Et les critiques ne s’arrêtent pas là. Sans détour, il accuse la ministre d’avoir créé une seconde instance «marionnette» pour «décrédibiliser et concurrencer la CNS»: l’Institut pour la démocratie en Santé, fondée en 2015 et gérée par une des anciennes conseillères de Marisol Touraine. «Il lui fallait s’assurer que la démocratie en santé serait à sa botte», grince-t-il dans Le Parisien , qui a révélé le contenu du rapport. Le débat public sur la vaccination aurait d’ailleurs été confié à cette instance. Illustration, selon lui, de «la volonté de la ministre de cadenasser l’ensemble des moyens d’expression de la démocratie en santé».
Devoir de réserve
Face à ces accusations, le ministère de la Santé lui a adressé un courrier, en date du 19 février, lui rappelant le devoir de réserve auquel il est soumis, pendant ses fonctions et même après. «Je vous demande de bien vouloir cesser toute diffusion de votre document et de m’indiquer quels en étaient les destinataires», exige Pierre Ricordeau, inspecteur général des affaires sociales. Une lettre que Thomas Dietrich s’est empressé de diffuser sur Twitter, accompagné d’un message: «Ne contestant même pas des propos qu’ils savent exacts, le ministère de la Santé m’enjoint de me taire. Peine perdue!».

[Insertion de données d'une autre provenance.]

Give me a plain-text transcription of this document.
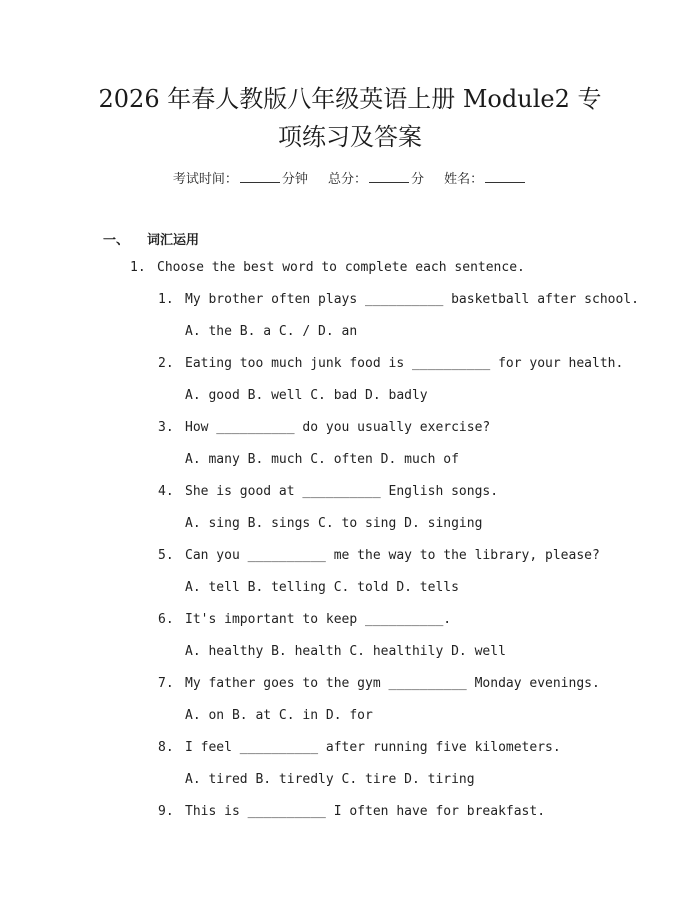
2026 年春人教版八年级英语上册 Module2 专
项练习及答案
考试时间：	分钟 总分：	分 姓名：
一、 词汇运用
1. Choose the best word to complete each sentence.
1. My brother often plays __________ basketball after school.
A. the B. a C. / D. an
2. Eating too much junk food is __________ for your health.
A. good B. well C. bad D. badly
3. How __________ do you usually exercise?
A. many B. much C. often D. much of
4. She is good at __________ English songs.
A. sing B. sings C. to sing D. singing
5. Can you __________ me the way to the library, please?
A. tell B. telling C. told D. tells
6. It's important to keep __________.
A. healthy B. health C. healthily D. well
7. My father goes to the gym __________ Monday evenings.
A. on B. at C. in D. for
8. I feel __________ after running five kilometers.
A. tired B. tiredly C. tire D. tiring
9. This is __________ I often have for breakfast.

Inconnu du grand public, Thomas Dietrich a vécu et travaillé dans plusieurs pays africains. Il se présente comme écrivain, auteur de deux ouvrages: le premier sur la Centrafrique, publié en 2014. Le second, sorti en janvier 2016, porte sur une histoire d’amour impossible entre une jeune musulmane et un Chrétien. Il est arrivé à ses fonctions à la CNS en mars 2015. «Il se considérait davantage comme un romancier que comme un haut fonctionnaire», glisse un proche collaborateur. «Il ne se trouvait plus en adéquation avec ses fonctions».
Une volonté de renforcer l’indépendance de la CNS
Via cette démarche, le haut fonctionnaire espère «mettre en lumière la malhonnêteté de l’administration actuelle vis-à-vis de la démocratie en santé», afin que «des mesures correctrices soient prises sans délai», notamment pour renforcer l’indépendance hiérarchique et financière de la CNS. «Ce fut pour moi un déchirement ; la CNS est une instance pour laquelle j’ai profondément aimé travailler et dont je suis intimement persuadé de l’utilité», écrit-il encore dans son rapport. Mais «je pense que rester voulait dire que je cautionnais le système. Quand la situation est problématique à ce point, il faut sortit du système et le dénoncer», confiait-il lundi sur France Info. Il se dit d’ailleurs prêt à se défendre au tribunal, si le ministère décidait de l’attaquer en justice.
Jointe par Le Figaro, sa maison d’édition a signifié que le jeune homme ne souhaitait plus s’exprimer sur le sujet et qu’un communiqué à l’adresse du ministère de la Santé était en préparation. De même, le ministère de la Santé, qui n’a pas communiqué à ce sujet depuis le départ de Thomas Dietrich, n’a pas souhaité faire de commentaire.